Philip Reinagle, R.A. (Edinburgh 1749–1833 London)
Provenance
Anonymous sale, London, Christie's, 10 April 1992, lot 71.
Anonymous sale, London, Christie's, 25 March 1994, lot 15.
Literature
R. Duthy, 'An Affair of the Heart', in Countryweek, October 1991, p. 60.
Sally Mitchell, 'The Dictionary of British Equestrian Artists', 1985.
Two greyhounds standing in an extensive hilly landscape, with a dead hare in the foreground.
Philip Reinagle, R.A. (Edinburgh 1749–1833 London) was one of the foremost painters of animals in Georgian England and was only second to the great George Stubbs when it came to the painting of animals in a sensitive manner and with anatomical precision.
He was the son of a Hungarian musician who had served in the army of Maria Theresa and who came to Scotland with the Young Pretender. At age fourteen he became a pupil of Allan Ramsay, and later an assistant, helping with portrait commissions including several portraits of George III and Queen Charlotte.
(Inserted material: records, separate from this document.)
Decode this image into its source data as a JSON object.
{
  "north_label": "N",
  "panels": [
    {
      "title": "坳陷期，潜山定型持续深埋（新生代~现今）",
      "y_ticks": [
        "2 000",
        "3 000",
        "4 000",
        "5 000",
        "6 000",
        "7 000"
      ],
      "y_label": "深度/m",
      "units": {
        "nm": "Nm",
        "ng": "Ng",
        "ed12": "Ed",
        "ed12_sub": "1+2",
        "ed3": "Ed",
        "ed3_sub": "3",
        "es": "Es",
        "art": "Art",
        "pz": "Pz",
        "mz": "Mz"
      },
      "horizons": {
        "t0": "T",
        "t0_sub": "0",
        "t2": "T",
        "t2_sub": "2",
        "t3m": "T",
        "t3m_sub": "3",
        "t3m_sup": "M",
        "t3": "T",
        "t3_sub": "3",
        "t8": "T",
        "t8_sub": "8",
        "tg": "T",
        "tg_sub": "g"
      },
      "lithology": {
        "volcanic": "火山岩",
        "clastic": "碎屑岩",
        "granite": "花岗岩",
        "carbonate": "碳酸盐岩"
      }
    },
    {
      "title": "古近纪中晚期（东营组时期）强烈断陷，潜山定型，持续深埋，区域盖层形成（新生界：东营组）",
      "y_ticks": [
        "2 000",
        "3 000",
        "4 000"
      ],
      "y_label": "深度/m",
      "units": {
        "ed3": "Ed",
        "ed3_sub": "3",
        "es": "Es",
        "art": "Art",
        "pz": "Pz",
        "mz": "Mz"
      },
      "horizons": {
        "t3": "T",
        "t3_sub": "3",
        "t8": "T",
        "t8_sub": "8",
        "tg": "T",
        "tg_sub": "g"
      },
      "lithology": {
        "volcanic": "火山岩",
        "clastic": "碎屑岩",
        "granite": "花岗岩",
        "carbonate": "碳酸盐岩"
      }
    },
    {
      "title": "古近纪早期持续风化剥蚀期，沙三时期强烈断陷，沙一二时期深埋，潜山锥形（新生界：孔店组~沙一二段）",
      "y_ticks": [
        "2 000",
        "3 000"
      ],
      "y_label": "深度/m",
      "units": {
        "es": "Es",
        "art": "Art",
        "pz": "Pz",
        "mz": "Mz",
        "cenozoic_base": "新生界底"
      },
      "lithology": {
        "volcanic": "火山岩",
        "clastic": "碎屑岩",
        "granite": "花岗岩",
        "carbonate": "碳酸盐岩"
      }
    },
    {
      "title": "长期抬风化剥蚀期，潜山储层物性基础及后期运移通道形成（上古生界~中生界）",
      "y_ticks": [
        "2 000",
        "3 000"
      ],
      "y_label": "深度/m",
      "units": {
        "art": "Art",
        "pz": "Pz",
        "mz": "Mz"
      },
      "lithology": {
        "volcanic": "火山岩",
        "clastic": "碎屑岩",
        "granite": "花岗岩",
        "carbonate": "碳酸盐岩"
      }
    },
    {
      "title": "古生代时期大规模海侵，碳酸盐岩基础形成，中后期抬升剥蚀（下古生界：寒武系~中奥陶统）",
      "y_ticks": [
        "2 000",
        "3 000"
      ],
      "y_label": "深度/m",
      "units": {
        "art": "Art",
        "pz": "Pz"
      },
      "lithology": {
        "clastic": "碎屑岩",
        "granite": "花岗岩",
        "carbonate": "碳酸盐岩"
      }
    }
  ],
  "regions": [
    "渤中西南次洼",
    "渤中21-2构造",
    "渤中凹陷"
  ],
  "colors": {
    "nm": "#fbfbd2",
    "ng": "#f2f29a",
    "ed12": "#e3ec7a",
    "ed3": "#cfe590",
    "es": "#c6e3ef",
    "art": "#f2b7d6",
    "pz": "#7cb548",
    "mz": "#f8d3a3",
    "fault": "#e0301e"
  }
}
In 1769 he moved to London and attended the Royal Academy Schools becoming an Associate Royal Academician in 1787 and full Royal Academician in 1812.
From around 1785, his focus shifted from portraits to the painting of dogs, horses, cattle and birds, often within extensive, atmospheric landscapes.
A set of eleven paintings of dogs, smaller than the present painting, were completed for The Sportsman's Cabinet publication by the English veterinary surgeon William Taplin which sold at Sotheby's London, 13 November 1991, lots 104–113.
The Sportsman's Repository, another publication dating to 1820 to which Reinagle contributed Greyhounds, records that 'The greyhound is of a beautiful and delicate formation for speed and majestic attraction; if a metaphorical allusion may by made between the human and the brute creation, the allegory would not be too far extended in considering the greyhound, for his appearance, equanimity, mildness and affability, one of the superior classes of his own society.'
Alongside publishers, aristocratic patrons would also commission the artist to capture their favoured animals in an appropriate setting. A similar view of pointers stalking grouse in a landscape, showing the dogs of Lord Middleton and dated to 1792, was sold at Sotheby's London, 6 July 1977, lot 55.
He collaborated with John Russell on a portrait of Colonel Thornton and painted 'Breaking covert' which was ordered as a pendant to Sawrey Gilpin's famous painting 'Death of a fox'. He also worked with George Morland painting 'Meet in Dorsetshire with hunting portraits of Mr and Mrs Francis Fane and other members of the hunt'. His pupils were Thomas Lister, 2nd Lord Ribblesdale and Henry Howard, later secretary of the RA, who married one of Reinagle's daughters.